1) Humans are wired to be pattern-finders. Presented with any complex, apparently chaotic system, we look for patterns and meanings. So strong is this instinct that we even find patterns and meanings in places where they don’t exist.

Music is complex, particularly classical music, and we derive pleasure from identifying and following its patterns, regardless of whether we identify these patterns as emotions or technical phenomena. There is an element of trust involved. We want to believe that there is some conscious intent behind the meanings we discover (just as we want to believe in God). For this reason, we have limited patience for music derived, or apparently derived, by chance.

2) Perhaps more controversially, I believe humans are programmed to find specific meanings in tonal relationships.

These meanings are both emotional and spatial. Two notes, the second a tone higher than the first, form a relationship which we cannot help but take as implying a change of elevation both physical and emotional. If the order of the notes is reversed, it must represent a decline or a reduction both physical and emotional. These meanings have value and interest to us, in as much as they are analogous to information about the real world.

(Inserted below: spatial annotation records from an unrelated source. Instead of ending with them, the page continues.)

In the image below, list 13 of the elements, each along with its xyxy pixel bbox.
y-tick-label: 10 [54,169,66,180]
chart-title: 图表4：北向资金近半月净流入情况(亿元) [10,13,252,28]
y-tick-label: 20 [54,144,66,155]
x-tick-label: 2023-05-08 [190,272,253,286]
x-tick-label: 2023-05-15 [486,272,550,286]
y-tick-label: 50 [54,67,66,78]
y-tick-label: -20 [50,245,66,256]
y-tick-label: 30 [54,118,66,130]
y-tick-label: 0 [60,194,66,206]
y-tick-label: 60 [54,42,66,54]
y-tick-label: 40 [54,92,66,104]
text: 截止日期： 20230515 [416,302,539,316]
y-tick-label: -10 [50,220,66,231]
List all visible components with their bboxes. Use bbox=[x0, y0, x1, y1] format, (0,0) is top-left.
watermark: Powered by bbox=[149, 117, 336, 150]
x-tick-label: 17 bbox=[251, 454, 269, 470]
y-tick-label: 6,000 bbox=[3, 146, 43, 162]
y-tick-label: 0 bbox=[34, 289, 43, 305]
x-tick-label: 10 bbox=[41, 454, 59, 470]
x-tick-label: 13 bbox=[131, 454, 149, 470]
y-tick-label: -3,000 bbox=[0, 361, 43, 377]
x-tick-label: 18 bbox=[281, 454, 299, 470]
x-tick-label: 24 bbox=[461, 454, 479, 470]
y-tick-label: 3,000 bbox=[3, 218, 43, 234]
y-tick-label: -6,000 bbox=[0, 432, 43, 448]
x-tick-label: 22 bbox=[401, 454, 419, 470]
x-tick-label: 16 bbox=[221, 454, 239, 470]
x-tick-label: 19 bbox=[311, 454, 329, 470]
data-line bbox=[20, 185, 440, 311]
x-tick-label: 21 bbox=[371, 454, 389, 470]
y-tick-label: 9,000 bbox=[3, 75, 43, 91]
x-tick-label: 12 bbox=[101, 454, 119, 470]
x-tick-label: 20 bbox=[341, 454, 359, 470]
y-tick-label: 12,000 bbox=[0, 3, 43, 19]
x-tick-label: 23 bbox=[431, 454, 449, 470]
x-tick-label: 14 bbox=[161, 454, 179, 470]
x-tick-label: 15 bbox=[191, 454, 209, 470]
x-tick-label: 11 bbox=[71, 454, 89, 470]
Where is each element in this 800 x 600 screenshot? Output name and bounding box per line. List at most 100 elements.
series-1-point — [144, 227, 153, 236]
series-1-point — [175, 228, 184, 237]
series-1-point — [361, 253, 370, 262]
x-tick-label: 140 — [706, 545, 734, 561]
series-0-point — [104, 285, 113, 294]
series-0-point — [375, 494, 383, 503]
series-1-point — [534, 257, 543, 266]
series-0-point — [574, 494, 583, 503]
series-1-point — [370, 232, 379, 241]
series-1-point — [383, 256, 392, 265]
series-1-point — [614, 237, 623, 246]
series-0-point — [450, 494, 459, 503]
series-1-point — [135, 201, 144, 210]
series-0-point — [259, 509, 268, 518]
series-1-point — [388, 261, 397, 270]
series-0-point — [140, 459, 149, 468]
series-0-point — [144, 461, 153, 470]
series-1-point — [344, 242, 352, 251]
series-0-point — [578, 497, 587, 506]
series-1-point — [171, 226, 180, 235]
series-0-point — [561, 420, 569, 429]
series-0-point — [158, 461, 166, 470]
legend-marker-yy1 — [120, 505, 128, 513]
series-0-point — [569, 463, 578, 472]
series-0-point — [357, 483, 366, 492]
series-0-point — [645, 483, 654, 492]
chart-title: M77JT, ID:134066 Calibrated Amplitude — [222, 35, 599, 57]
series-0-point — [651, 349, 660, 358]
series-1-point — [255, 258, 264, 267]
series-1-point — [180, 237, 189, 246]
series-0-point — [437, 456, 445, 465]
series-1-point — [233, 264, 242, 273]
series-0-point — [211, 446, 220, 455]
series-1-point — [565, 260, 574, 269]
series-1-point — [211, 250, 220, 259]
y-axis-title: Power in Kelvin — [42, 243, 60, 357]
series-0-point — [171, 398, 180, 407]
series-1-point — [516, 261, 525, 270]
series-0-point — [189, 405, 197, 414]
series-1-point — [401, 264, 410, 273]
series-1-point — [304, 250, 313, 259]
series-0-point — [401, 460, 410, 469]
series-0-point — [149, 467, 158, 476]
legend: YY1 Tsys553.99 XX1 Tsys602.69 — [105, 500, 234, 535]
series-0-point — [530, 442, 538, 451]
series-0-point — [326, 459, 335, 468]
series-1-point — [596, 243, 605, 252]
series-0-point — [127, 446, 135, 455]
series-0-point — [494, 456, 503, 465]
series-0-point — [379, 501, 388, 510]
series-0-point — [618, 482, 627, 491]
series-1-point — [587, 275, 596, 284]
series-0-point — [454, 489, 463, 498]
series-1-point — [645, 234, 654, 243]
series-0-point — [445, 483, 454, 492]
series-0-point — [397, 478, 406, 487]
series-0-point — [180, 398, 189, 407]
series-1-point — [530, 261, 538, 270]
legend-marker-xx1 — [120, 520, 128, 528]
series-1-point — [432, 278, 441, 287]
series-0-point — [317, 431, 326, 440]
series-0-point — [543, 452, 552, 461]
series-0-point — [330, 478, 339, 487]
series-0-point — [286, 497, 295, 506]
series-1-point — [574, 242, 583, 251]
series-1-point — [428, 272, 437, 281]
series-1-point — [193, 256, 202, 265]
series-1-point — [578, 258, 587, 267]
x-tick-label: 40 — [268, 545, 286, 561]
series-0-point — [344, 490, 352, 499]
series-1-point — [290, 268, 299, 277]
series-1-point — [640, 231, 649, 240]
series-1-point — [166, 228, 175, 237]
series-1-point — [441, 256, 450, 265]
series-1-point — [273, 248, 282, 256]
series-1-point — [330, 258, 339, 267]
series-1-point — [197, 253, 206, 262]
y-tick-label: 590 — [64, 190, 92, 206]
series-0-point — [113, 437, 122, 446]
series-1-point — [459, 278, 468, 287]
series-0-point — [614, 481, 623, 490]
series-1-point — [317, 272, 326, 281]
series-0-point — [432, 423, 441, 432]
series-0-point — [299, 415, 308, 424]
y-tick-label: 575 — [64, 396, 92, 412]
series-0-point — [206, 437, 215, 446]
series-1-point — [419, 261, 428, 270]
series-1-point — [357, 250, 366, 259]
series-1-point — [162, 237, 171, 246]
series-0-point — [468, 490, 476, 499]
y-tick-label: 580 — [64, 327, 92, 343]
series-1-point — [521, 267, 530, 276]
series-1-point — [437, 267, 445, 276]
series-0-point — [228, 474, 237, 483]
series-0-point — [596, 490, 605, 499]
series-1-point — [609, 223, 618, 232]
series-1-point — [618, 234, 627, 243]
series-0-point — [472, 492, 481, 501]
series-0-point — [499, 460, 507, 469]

If we introduce more notes, the meaning becomes more complex, thus more interesting and valuable. The use of several different tonalities/harmonies in close proximity brings a new dimension, which I suggest implies the simultaneous existence of multiple viewpoints, or places, in other words the complexities of community, or geography.

I assume you can see where I’m going with this. Tonality is a grid on which we can plot meaning. If we take away the grid, we are left with parts which are unrelated. Unrelated parts do not have meaning. Things without meaning are not interesting.

All this is not to say that tonal music cannot be incredibly boring, of course! The minimalists abuse tonality in another way, by repetition, but that’s an argument for another time.